We conducted a retrospective observational cohort study of adult patients with colorectal adenocarcinoma from 2012–2017. We performed a descriptive analysis of patient volume, percentage of rectal cancer patients, and the number of patients who saw and received surgery, chemotherapy, and radiation each year.

Results:

Over 5 years, 1,711 patients were served at the multidisciplinary clinic. Patient volume increased 37%, from n=228 (annualized) to n=312. The percentage of rectal cancer patients increased from 29% in 2013 to 42% in 2017. The highest rate of utilization was for surgery; 792 (46%) patients had surgery at the multidisciplinary clinic institution, and 510 (30%) received chemotherapy there. Out of 635 rectal cancer patients, 114 (18%) received radiation there.

Conclusions:

Over the five-year experience of a colorectal cancer-focused multidisciplinary clinic, overall patient volume increased by 37%. Over the study period, 63% of patients seen at the multidisciplinary clinic ultimately received at least one treatment modality at the clinic institution. Overall, the clinic’s establishment resulted in the increased referral of complex patients.

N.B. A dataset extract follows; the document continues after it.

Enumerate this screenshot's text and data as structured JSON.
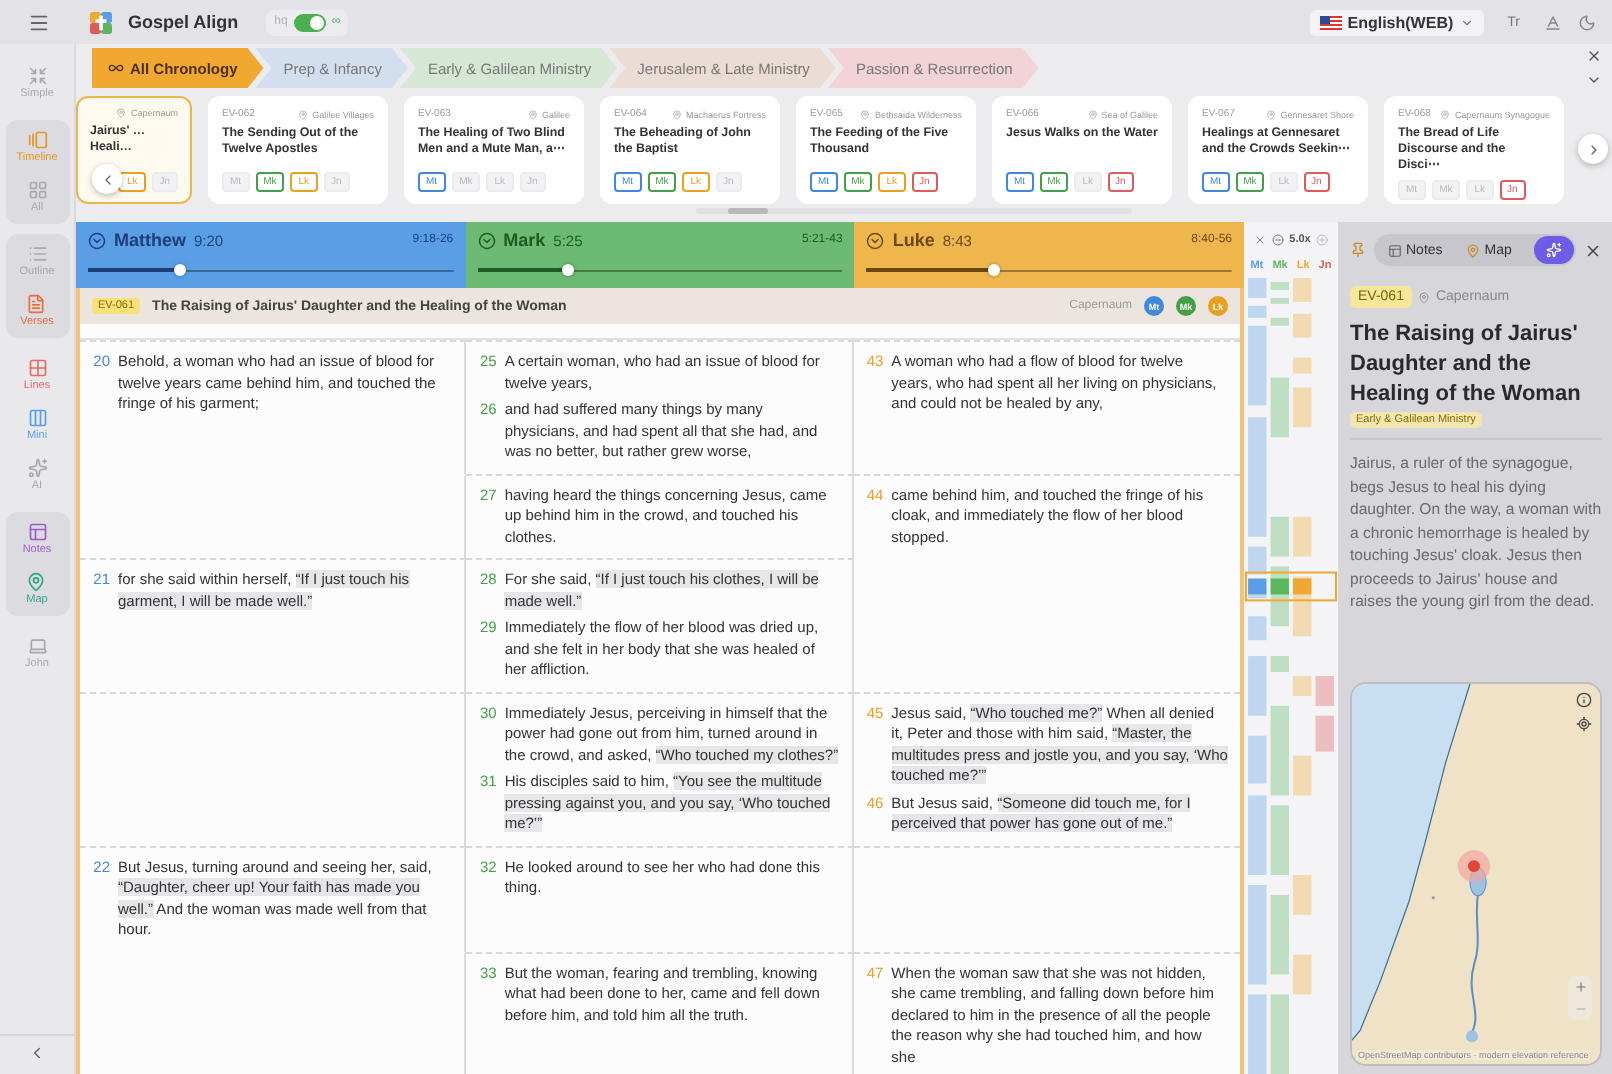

Keywords: multidisciplinary clinic, colorectal cancer, tumor board

Introduction

Multidisciplinary care can reduce recurrence and increase survival in both colon and rectal cancer.1,2 Multidisciplinary approaches are especially critical for patients with rectal cancer, metastatic disease, or other complex cases where treatment decisions require timely coordination between providers. Traditionally, multidisciplinary cancer care has consisted of tumor board evaluation, where a patient is presented by one provider, a treatment plan is reached by consensus, and the patient is referred to specialists as necessary. However, a new model has arisen: the formal multidisciplinary clinic.3 In a multidisciplinary clinic, specialists are centralized into one physical location, ideally streamlining multiple visits into a single day for patients and facilitating in-person communication between providers. Multidisciplinary clinics promote adherence to evidence-based guidelines, boost clinical trial enrollment, and improve outcomes including survival in various malignancies.49 In colorectal cancer, multidisciplinary clinic evaluation leads to revision of initial diagnoses and management plans, reduces time to treatment, and improves access to multimodal therapy.1012

While multidisciplinary clinics have become commonplace for malignancies such as breast or prostate cancer, they have failed to so for colorectal cancer. In colorectal cancer, only 55% of patients receive multidisciplinary care of any kind.13 Increasing multidisciplinary clinic access may help address this shortcoming, but establishing an multidisciplinary clinic requires significant hospital resources and time commitment from clinicians. For surgeons interested in starting or participating in a multidisciplinary clinic, it would be helpful to know the patient volume that might be expected over time and the proportion of patients who may seek surgery at their institution.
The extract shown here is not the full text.